I was riding the Yamanote at rush hour and anyone who rides at rush hour knows that you should never, ever ride the Yamanote at rush hour. It ought to be avoided like splinters, land wars in Asia, and stepping in dog poo.
The train was packed. When I say packed I don't mean a lot of people were on board, I mean everyone was on board. Like all of Japan was seated, standing, squashed-against-your-neighbor-as-they-are-squashed-against-you packed.You've seen the photos of those guys at Tokyo station; the guys with the white gloves pushing and shoving people onto the train at rush hour. I was one of the pushed and shoved.
I was to exit at Ebisu station. Ebisu is a nice station. It is clean and modern looking. I can't remember why I was to exit there, but I was. This station and I had history. Several months earlier I had been running to catch a train. The nice station lady on the loudspeaker always tells you not to run for the train because in Japan another train is just around the bend. But I ran for the train anyway - to hell with the nice station lady.
The train was leaving, the tones were toning, I ran, and I missed the train. Not literally, mind you. I didn't literally miss the train. I literally hit the train. See, the doors closed on me just as my left foot left the platform. My left foot hit the train. Literally. And because my weight was on it, I fell. I fell into the space between the train and the platform. My entire left leg - up to the groin - was dangling into this space and my back was splayed against the train. Uncomfortable.
There were gasps - not my own. People on the train freaked. And the train was leaving - they had a schedule to keep. So, I moved quickly and tumbled my way out - I shifted my weight and threw my leg over my head and front rolled or something. It worked. I wasn't cuisinarted between the train and platform and shredded to death as I would later hear someone actually had been. As I came out of the roll I tried to act natural. I mean, as natural as one can in avoiding spinning, shredded, cuisinarted death. So, this station and I had history.
We pull into Ebisu and it just so happens I am the first one off the train. This is quite liberating, knowing that, in a sense, you control the destinies of everyone in tow, since you lead the charge out the doors. I was ready to charge after the packed, sweaty, ride. The trains in summer can sometimes be as fresh as gym shorts.
The train stops, the doors open. I take a single step out, ready to sidestep the deluge of people about to flood the platform - there's a certain undulating inertia needed for that many people to exit cohesively. But there was a problem. The guy off the train right after me trips. He didn't even step upon the platform, he trips out of the train and spills onto me, like the creepiest human blanket ever.

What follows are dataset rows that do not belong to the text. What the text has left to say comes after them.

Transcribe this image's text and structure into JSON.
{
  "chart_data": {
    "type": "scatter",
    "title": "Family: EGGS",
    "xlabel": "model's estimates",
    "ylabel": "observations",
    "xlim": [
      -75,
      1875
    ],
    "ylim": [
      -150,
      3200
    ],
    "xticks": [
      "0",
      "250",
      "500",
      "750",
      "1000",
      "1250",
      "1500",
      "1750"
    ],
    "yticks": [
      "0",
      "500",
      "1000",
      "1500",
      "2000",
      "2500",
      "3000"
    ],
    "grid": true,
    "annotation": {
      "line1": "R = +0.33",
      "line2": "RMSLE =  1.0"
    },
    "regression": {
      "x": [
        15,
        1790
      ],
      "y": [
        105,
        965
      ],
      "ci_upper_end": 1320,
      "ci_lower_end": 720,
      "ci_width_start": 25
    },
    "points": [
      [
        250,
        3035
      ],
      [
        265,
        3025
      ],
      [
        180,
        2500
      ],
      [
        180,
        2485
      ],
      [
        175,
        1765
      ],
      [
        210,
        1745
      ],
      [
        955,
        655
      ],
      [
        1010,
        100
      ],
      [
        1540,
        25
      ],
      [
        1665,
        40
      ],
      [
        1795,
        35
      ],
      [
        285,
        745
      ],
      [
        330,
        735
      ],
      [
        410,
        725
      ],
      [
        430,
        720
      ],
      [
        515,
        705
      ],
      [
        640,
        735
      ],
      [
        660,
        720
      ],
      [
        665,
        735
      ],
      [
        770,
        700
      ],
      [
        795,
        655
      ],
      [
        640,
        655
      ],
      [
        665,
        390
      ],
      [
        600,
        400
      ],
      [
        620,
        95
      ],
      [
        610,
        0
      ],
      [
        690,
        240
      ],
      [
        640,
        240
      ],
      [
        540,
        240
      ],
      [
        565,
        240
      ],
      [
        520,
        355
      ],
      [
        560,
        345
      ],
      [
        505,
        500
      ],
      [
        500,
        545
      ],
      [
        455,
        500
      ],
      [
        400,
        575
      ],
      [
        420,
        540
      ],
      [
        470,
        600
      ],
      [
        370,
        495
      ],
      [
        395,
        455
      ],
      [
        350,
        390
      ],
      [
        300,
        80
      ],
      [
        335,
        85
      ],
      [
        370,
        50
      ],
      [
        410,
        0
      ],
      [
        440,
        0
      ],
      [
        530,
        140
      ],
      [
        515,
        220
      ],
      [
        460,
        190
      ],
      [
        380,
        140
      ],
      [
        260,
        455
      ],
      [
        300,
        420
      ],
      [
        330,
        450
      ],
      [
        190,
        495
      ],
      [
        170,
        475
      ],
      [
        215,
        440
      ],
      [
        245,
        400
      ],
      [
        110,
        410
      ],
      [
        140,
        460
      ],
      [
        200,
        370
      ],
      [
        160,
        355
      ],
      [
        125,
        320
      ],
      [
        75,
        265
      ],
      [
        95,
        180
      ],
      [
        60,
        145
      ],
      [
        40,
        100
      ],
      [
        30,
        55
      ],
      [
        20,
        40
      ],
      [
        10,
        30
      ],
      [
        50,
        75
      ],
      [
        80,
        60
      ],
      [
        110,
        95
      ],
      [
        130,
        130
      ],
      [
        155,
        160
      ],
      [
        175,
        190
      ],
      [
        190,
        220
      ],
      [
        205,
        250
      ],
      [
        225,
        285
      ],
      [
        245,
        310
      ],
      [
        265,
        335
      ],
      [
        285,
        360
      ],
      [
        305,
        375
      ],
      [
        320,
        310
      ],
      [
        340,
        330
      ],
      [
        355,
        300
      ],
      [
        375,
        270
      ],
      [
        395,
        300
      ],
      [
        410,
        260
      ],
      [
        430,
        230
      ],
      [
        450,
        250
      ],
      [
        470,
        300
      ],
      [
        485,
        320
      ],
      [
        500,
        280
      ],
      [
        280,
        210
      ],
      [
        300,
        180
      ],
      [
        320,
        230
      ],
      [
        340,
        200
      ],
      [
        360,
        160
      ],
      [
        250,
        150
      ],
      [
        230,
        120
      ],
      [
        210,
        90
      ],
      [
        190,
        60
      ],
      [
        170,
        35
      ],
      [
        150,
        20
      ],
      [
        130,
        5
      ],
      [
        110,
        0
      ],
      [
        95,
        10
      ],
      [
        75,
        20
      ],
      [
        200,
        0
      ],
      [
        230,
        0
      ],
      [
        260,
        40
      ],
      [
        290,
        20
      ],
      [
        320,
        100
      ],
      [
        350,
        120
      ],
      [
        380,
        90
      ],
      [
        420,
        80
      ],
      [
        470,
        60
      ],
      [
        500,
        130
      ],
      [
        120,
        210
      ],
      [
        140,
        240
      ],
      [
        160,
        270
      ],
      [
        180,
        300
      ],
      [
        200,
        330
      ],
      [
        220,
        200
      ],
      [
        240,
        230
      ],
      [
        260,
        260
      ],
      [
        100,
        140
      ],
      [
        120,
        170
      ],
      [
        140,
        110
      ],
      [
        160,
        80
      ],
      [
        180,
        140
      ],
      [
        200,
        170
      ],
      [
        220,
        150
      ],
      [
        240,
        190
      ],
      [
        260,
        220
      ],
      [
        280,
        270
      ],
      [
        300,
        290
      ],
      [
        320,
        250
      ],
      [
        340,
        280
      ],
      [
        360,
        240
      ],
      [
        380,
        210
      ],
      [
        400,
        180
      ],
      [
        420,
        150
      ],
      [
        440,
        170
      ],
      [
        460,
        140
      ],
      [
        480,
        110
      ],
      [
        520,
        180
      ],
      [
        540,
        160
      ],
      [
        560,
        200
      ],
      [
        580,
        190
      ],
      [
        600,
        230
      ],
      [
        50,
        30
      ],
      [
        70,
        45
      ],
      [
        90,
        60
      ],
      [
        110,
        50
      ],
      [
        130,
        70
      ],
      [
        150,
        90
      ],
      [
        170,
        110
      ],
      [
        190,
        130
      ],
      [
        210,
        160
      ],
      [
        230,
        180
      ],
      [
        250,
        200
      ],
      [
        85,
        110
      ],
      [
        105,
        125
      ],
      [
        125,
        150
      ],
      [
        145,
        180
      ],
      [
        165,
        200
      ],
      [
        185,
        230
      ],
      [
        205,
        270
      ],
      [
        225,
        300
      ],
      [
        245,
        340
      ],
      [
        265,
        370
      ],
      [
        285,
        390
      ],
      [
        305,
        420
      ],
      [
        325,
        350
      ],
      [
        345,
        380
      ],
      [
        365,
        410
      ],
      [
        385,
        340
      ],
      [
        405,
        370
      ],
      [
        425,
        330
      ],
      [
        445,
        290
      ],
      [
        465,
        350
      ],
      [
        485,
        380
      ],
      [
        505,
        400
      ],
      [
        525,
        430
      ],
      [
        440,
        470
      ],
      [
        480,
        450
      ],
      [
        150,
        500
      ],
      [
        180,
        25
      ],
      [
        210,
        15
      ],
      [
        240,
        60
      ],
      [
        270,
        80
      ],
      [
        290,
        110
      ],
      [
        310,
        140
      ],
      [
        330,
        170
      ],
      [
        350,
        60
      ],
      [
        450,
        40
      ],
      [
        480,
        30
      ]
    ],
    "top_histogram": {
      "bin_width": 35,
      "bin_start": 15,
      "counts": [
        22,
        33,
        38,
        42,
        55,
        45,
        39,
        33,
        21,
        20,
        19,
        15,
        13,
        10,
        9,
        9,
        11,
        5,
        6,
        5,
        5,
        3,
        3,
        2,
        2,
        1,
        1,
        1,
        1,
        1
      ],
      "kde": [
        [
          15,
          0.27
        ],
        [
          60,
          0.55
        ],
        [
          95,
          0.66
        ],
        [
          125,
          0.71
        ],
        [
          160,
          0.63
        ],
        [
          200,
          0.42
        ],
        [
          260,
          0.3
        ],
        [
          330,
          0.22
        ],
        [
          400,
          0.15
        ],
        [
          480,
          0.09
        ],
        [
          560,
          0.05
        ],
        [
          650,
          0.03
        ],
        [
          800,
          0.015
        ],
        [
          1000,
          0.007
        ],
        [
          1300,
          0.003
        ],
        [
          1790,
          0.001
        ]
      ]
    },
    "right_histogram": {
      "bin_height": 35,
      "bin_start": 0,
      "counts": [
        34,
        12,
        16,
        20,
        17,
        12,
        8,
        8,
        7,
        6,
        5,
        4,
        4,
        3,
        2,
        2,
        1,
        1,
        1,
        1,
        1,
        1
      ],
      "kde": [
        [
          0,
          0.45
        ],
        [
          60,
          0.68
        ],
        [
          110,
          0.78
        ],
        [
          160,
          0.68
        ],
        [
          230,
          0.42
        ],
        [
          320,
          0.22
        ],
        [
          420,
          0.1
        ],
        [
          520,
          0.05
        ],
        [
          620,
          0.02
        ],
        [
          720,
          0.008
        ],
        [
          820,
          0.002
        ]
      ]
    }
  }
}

Now, had I taken just one more step it would have spelled curtains for him: This fellow would have hit the deck and everyone in Japan would have avalanched in the most epic Mt. Fuji dog pile ever. Mel Brooks once said, "Tragedy is when I cut my finger. Comedy is when you fall into an open sewer and die." My one more step begged comedy gold.
Bear in mind, "Comedy Gold" does not meet a high bar in Japan. I remember watching TV upon my arrival and being utterly dumbfounded as to what the hell was so funny about skinny men failing miserably at head stands while wearing black unitards.
And then I lived there for three years. And I gotta say, the sight of a grown man standing atop a table wearing nothing but a Kewpie doll hair cap imitating the naked Kewpie doll he has just posed into Yoga's "sun salutation" in a bid to crack his stony-faced cohorts deserved a goddamned Emmy.
So, I braced. I braced until "Trippy" found his footing and his balance and didn't face suffocation under the rest of Japan. I waited, along with everyone else, until he got up and off me. It was only then that I took my second step and continued on my way. Just being there is sometimes enough to help someone else find their footing.
I had only made it about five more steps when a young, suited fellow walked quickly in front of me, spun on his heels, bowed, and said in perfect English, "Thank you!" He then spun just as quick and disappeared into the crowd.